Here’s what you need to know about good debt vs bad debt.
Why should everyone have at least some kind of debt?
You need to have some kind of debt in order to build a credit score. Why do you need a credit score? Because it’s the only way to show potential lenders that you’re a responsible borrower. Even if you plan to pay for everything with cash and debit, there are going to be times when you need a loan.
Trying to buy a car or a home without an auto loan or a mortgage is almost impossible for the average person. And good luck renting an apartment if the landlord or property manager asks to see a copy of your credit history to confirm you’ll be able to make your payments on time.
What is Good Debt?
As we’ve established, not all debt is bad debt.
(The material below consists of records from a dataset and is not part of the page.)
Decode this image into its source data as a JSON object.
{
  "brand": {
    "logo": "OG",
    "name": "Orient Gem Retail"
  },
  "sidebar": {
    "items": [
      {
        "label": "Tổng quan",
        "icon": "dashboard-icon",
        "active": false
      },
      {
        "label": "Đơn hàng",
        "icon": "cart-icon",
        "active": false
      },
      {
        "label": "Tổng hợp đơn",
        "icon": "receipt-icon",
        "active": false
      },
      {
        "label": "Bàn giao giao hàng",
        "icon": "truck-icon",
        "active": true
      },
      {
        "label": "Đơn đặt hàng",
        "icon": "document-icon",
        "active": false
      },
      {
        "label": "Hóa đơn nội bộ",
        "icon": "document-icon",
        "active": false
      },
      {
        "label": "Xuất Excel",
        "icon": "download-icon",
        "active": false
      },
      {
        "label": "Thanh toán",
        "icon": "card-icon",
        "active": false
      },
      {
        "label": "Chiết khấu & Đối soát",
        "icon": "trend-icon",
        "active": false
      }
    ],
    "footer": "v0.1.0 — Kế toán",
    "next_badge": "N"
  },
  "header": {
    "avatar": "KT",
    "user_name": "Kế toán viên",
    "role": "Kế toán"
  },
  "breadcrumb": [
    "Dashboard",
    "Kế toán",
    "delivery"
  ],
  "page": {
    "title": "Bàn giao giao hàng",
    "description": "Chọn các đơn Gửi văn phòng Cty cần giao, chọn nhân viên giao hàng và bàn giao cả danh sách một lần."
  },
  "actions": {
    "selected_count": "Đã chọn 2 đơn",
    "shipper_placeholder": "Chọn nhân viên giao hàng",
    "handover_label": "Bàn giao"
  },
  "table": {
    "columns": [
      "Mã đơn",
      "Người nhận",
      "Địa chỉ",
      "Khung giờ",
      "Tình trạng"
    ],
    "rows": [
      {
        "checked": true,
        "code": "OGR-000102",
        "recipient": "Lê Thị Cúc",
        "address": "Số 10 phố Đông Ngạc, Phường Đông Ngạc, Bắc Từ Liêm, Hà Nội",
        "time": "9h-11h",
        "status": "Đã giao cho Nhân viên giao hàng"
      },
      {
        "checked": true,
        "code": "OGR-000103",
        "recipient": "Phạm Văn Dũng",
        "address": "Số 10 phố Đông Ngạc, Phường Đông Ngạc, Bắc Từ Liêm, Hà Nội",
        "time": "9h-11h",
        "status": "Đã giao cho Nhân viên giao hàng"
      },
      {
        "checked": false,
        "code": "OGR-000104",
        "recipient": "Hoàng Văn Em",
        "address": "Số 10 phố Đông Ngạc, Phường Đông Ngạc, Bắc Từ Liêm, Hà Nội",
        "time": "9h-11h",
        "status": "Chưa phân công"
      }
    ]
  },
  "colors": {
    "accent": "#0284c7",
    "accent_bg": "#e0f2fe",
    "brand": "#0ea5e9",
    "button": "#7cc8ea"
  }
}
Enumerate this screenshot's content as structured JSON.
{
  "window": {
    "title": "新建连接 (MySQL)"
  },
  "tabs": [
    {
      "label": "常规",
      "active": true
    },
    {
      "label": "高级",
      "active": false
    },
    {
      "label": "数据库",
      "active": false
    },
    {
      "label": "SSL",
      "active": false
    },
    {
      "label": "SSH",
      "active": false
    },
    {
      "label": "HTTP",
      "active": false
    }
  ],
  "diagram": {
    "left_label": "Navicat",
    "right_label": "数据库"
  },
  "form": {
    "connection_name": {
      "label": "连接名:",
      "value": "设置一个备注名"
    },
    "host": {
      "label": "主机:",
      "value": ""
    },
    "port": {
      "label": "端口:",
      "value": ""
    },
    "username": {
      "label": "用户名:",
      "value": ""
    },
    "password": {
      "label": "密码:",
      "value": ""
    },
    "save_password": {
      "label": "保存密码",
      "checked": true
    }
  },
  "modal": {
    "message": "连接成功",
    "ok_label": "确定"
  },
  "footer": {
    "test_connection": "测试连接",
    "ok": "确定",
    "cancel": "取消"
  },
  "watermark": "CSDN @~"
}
While all debt can theoretically help you build your credit score, there are certain kinds of debt you should avoid and other kinds of debt that can strengthen your credit file.
- Payment history (35%)
- Credit Utilization (30%)
- Age of Credit (15%)
- Mix of Credit (10%)
- Credit Inquiries (10%)
The category that’s most relevant for this blog is the fourth one: mix of credit.
There are two main categories of credit – Installment loans (things like mortgages, auto loans, lines of credit, and student loans) and Revolving Credit (credit cards).
With an installment loan, you take out a pre-agreed upon sum of money and then you pay it back in instalments each month until the debt is paid off (with interest added, of course.)
With revolving credit, you can use as much or as little as you’d like during a billing cycle and your statement at the end of the month will reflect the total. If you pay it back during the interest free grace period, then there are no added interest charges and the billing cycle resets itself. If you can only pay back some or part of the total, then you’re still able to use your card but the amount of money you’re eligible to borrow is reduced until you’ve paid off your previous debt in full.
Having too many or too few installment loans/credit cards can negatively affect your credit score; credit bureaus want to see that you’re able to responsibly manage and handle a variety of different types of debt and that you don’t rely on just one type.
What is Bad Debt?
Loosely speaking, bad debt is any debt you’ve accrued (or are considering accruing) with repayment terms or conditions that you won’t reasonably be able to manage or pay off. Bad debt is debt that will harm your credit score without any positive benefits to offset taking out the loan.
Some common examples of bad debt are payday loans, cash advances, and any other kind of loan or revolving credit with an exorbitantly high interest rate.
If you already have bad debt, then your primary focus should be mitigating the damage. If you rely on payday loans because of a low credit score, try applying for a secured credit card. It will help you build your credit score with a reputable lender so you can borrow money directly from the bank in future.